I replied to discussion on the Biggerpockets discussion board regarding subject 2 investing and decided that I wanted to post my answer here on my blog:
I live in Los Angeles, so this example is based on deals here. I understand that there are many areas where homes do not appreciate at the rate they would in L.A..
I think of subject to houses with little or no equity as my long term holds. I would absolutely take over a house with little or no equity and stick it in a land trust depending on a couple of things:
1. Area - is it a decent to good area that will go up in value when this market crash is over - say 5,7, 10 years from now?
2. Is the monthly PITI able to be covered in lease option/owner financing with a minimum of $200 bucks cash flow (more is better obviously).
3. Is the owner willing to hold the loan for at least 5,7,10 years?
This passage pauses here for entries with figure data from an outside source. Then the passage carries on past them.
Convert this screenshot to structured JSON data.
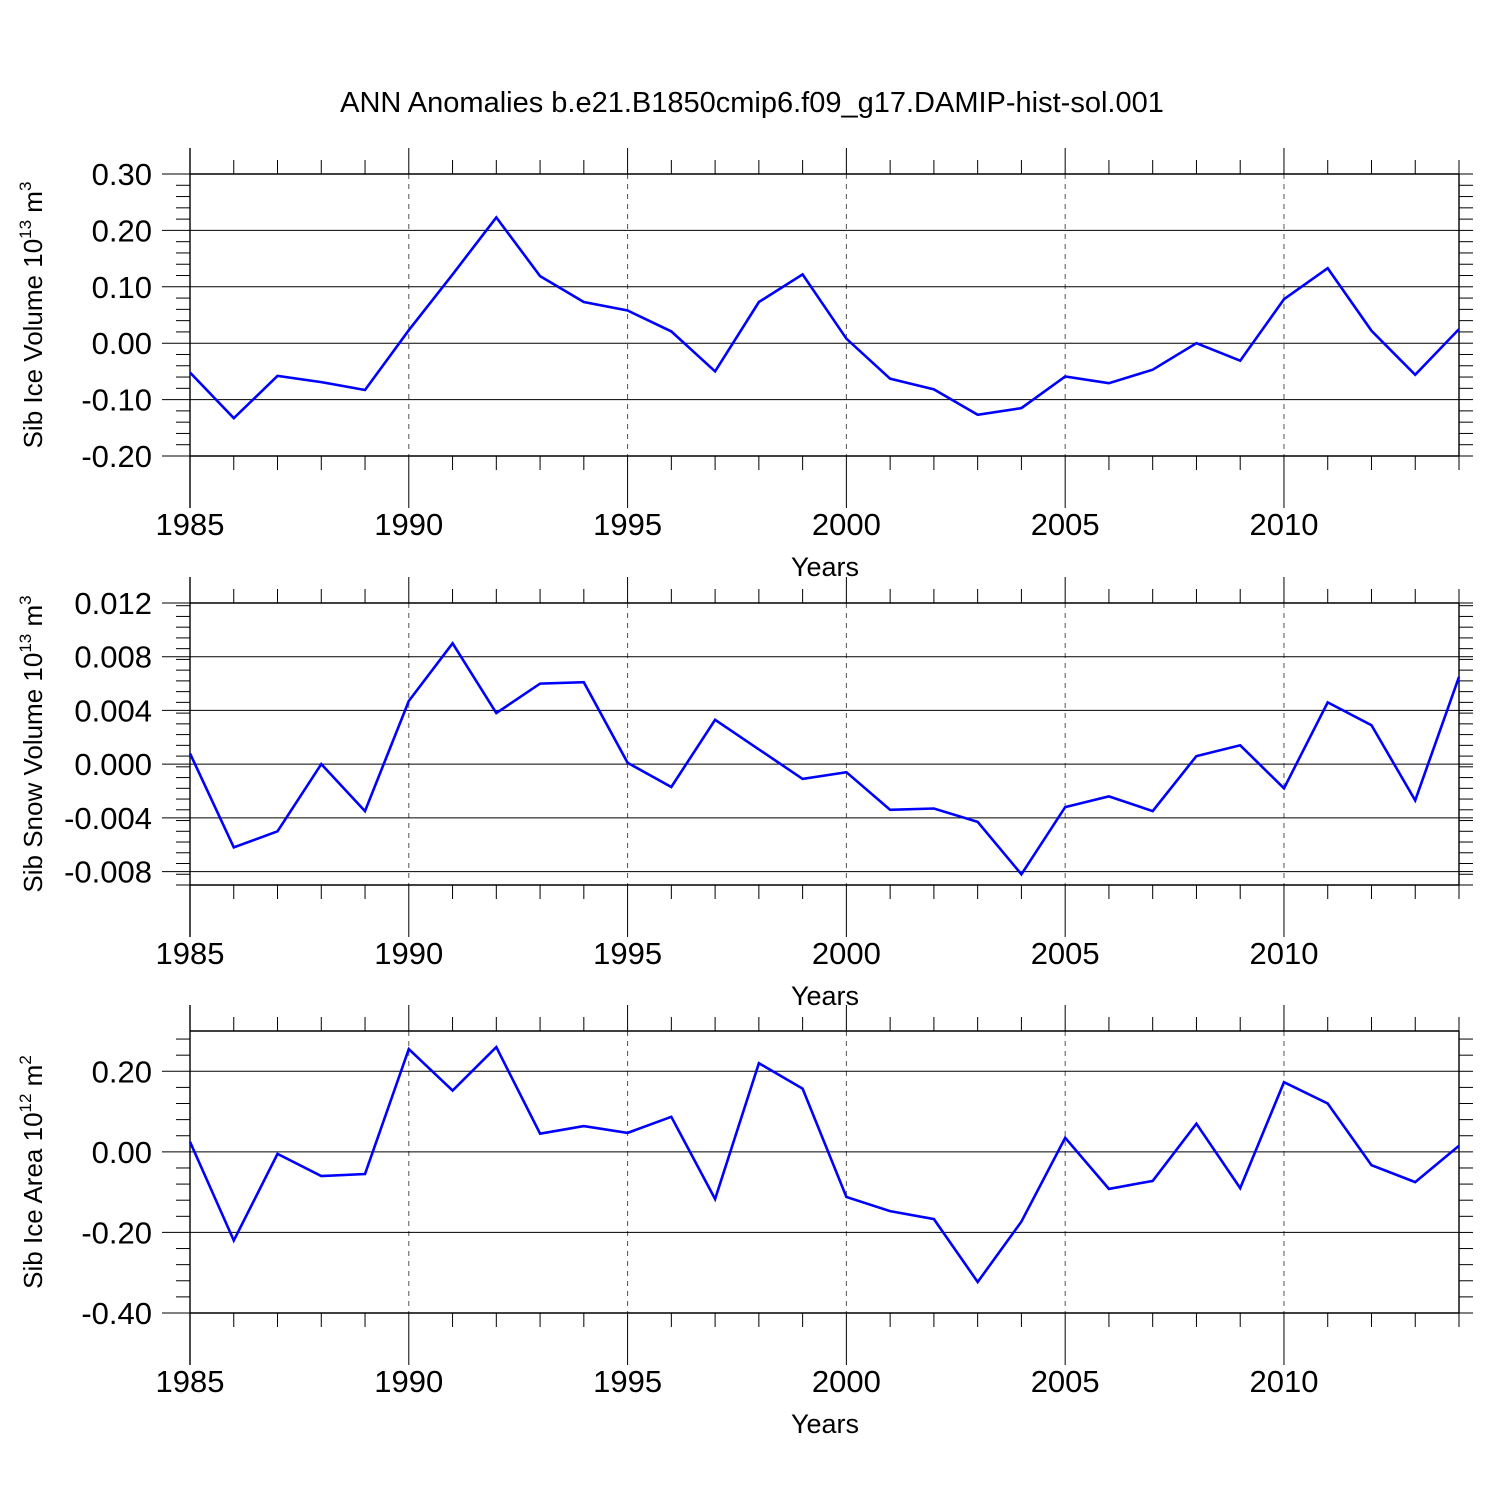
{
  "title": "ANN Anomalies b.e21.B1850cmip6.f09_g17.DAMIP-hist-sol.001",
  "colors": {
    "series": "#0000ff",
    "axis": "#000000",
    "grid": "#555555"
  },
  "chart_data": [
    {
      "type": "line",
      "ylabel": {
        "text": "Sib Ice Volume 10",
        "exp": "13",
        "unit": " m",
        "unit_exp": "3"
      },
      "xlabel": "Years",
      "xlim": [
        1985,
        2014
      ],
      "ylim": [
        -0.2,
        0.3
      ],
      "yticks": [
        -0.2,
        -0.1,
        0.0,
        0.1,
        0.2,
        0.3
      ],
      "ytick_labels": [
        "-0.20",
        "-0.10",
        "0.00",
        "0.10",
        "0.20",
        "0.30"
      ],
      "xticks": [
        1985,
        1990,
        1995,
        2000,
        2005,
        2010
      ],
      "xtick_labels": [
        "1985",
        "1990",
        "1995",
        "2000",
        "2005",
        "2010"
      ],
      "grid_x": [
        1990,
        1995,
        2000,
        2005,
        2010
      ],
      "x": [
        1985,
        1986,
        1987,
        1988,
        1989,
        1990,
        1991,
        1992,
        1993,
        1994,
        1995,
        1996,
        1997,
        1998,
        1999,
        2000,
        2001,
        2002,
        2003,
        2004,
        2005,
        2006,
        2007,
        2008,
        2009,
        2010,
        2011,
        2012,
        2013,
        2014
      ],
      "values": [
        -0.052,
        -0.133,
        -0.058,
        -0.069,
        -0.083,
        0.023,
        0.122,
        0.223,
        0.119,
        0.073,
        0.058,
        0.021,
        -0.05,
        0.073,
        0.122,
        0.008,
        -0.063,
        -0.082,
        -0.127,
        -0.115,
        -0.059,
        -0.071,
        -0.047,
        0.0,
        -0.031,
        0.078,
        0.133,
        0.022,
        -0.056,
        0.025
      ]
    },
    {
      "type": "line",
      "ylabel": {
        "text": "Sib Snow Volume 10",
        "exp": "13",
        "unit": " m",
        "unit_exp": "3"
      },
      "xlabel": "Years",
      "xlim": [
        1985,
        2014
      ],
      "ylim": [
        -0.009,
        0.012
      ],
      "yticks": [
        -0.008,
        -0.004,
        0.0,
        0.004,
        0.008,
        0.012
      ],
      "ytick_labels": [
        "-0.008",
        "-0.004",
        "0.000",
        "0.004",
        "0.008",
        "0.012"
      ],
      "xticks": [
        1985,
        1990,
        1995,
        2000,
        2005,
        2010
      ],
      "xtick_labels": [
        "1985",
        "1990",
        "1995",
        "2000",
        "2005",
        "2010"
      ],
      "grid_x": [
        1990,
        1995,
        2000,
        2005,
        2010
      ],
      "x": [
        1985,
        1986,
        1987,
        1988,
        1989,
        1990,
        1991,
        1992,
        1993,
        1994,
        1995,
        1996,
        1997,
        1998,
        1999,
        2000,
        2001,
        2002,
        2003,
        2004,
        2005,
        2006,
        2007,
        2008,
        2009,
        2010,
        2011,
        2012,
        2013,
        2014
      ],
      "values": [
        0.0008,
        -0.0062,
        -0.005,
        0.0,
        -0.0035,
        0.0047,
        0.009,
        0.0038,
        0.006,
        0.0061,
        0.0001,
        -0.0017,
        0.0033,
        0.0011,
        -0.0011,
        -0.0006,
        -0.0034,
        -0.0033,
        -0.0043,
        -0.0082,
        -0.0032,
        -0.0024,
        -0.0035,
        0.0006,
        0.0014,
        -0.0018,
        0.0046,
        0.0029,
        -0.0027,
        0.0065
      ]
    },
    {
      "type": "line",
      "ylabel": {
        "text": "Sib Ice Area 10",
        "exp": "12",
        "unit": " m",
        "unit_exp": "2"
      },
      "xlabel": "Years",
      "xlim": [
        1985,
        2014
      ],
      "ylim": [
        -0.4,
        0.3
      ],
      "yticks": [
        -0.4,
        -0.2,
        0.0,
        0.2
      ],
      "ytick_labels": [
        "-0.40",
        "-0.20",
        "0.00",
        "0.20"
      ],
      "xticks": [
        1985,
        1990,
        1995,
        2000,
        2005,
        2010
      ],
      "xtick_labels": [
        "1985",
        "1990",
        "1995",
        "2000",
        "2005",
        "2010"
      ],
      "grid_x": [
        1990,
        1995,
        2000,
        2005,
        2010
      ],
      "x": [
        1985,
        1986,
        1987,
        1988,
        1989,
        1990,
        1991,
        1992,
        1993,
        1994,
        1995,
        1996,
        1997,
        1998,
        1999,
        2000,
        2001,
        2002,
        2003,
        2004,
        2005,
        2006,
        2007,
        2008,
        2009,
        2010,
        2011,
        2012,
        2013,
        2014
      ],
      "values": [
        0.025,
        -0.22,
        -0.005,
        -0.06,
        -0.055,
        0.255,
        0.152,
        0.26,
        0.045,
        0.064,
        0.047,
        0.087,
        -0.117,
        0.22,
        0.157,
        -0.112,
        -0.147,
        -0.167,
        -0.323,
        -0.173,
        0.035,
        -0.092,
        -0.072,
        0.07,
        -0.09,
        0.173,
        0.12,
        -0.033,
        -0.075,
        0.015
      ]
    }
  ]
}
If I put someone in the house with owner financing I can also bump up the equity and the monthly payment.
For instance:
FMV: 150K - today
Loan: 140-150K - Fixed - not adjustable.
PITI: 900-1000
For owner financing: I can get 1200-1500 a month for this property depending on the
neighborhood and get a down of 5,10, 20% (or more!) from my buyers now.
Sell the property at $175-200 (depending on area) to be cashed out in 5-7 years.
Goal: Have 30-50 (or more! yahoo!) of these homes in 5-7 years that start cashing out.
Remember this is just a portion of the long term subject-to holds. You will also have sub-to's that have decent equity now, and any other properties you buy such as REO houses that you would be holding. (additionally if you are doing a lot of marketing, you will get a hold of some houses that you might just wholesale or even be able to retail out now- that is if anyone could get a loan.)
Additionally some of these folks may cash out before 5 years. If the house only goes up "only" 20-25K - so what. You got a decent deposit up front and several hundred dollars cash flow and you weren't a landlord.
I know there are a lot of very experienced and long time investors that would beg to differ about getting homes with little or no equity - however I really do think it boils down to knowing your exit strategy on the property before you even make the deal. Make sure you know your area. Never take a deal just for the sake of having a deal.
I've turned down plently of "deals" that had no equity simply because they didn't fit my formula and exit strategy. It only took me 2 years to learn this...the hard way!!
So what do you think? I have taken the house over with no money out of pocket. Am I being too risky here?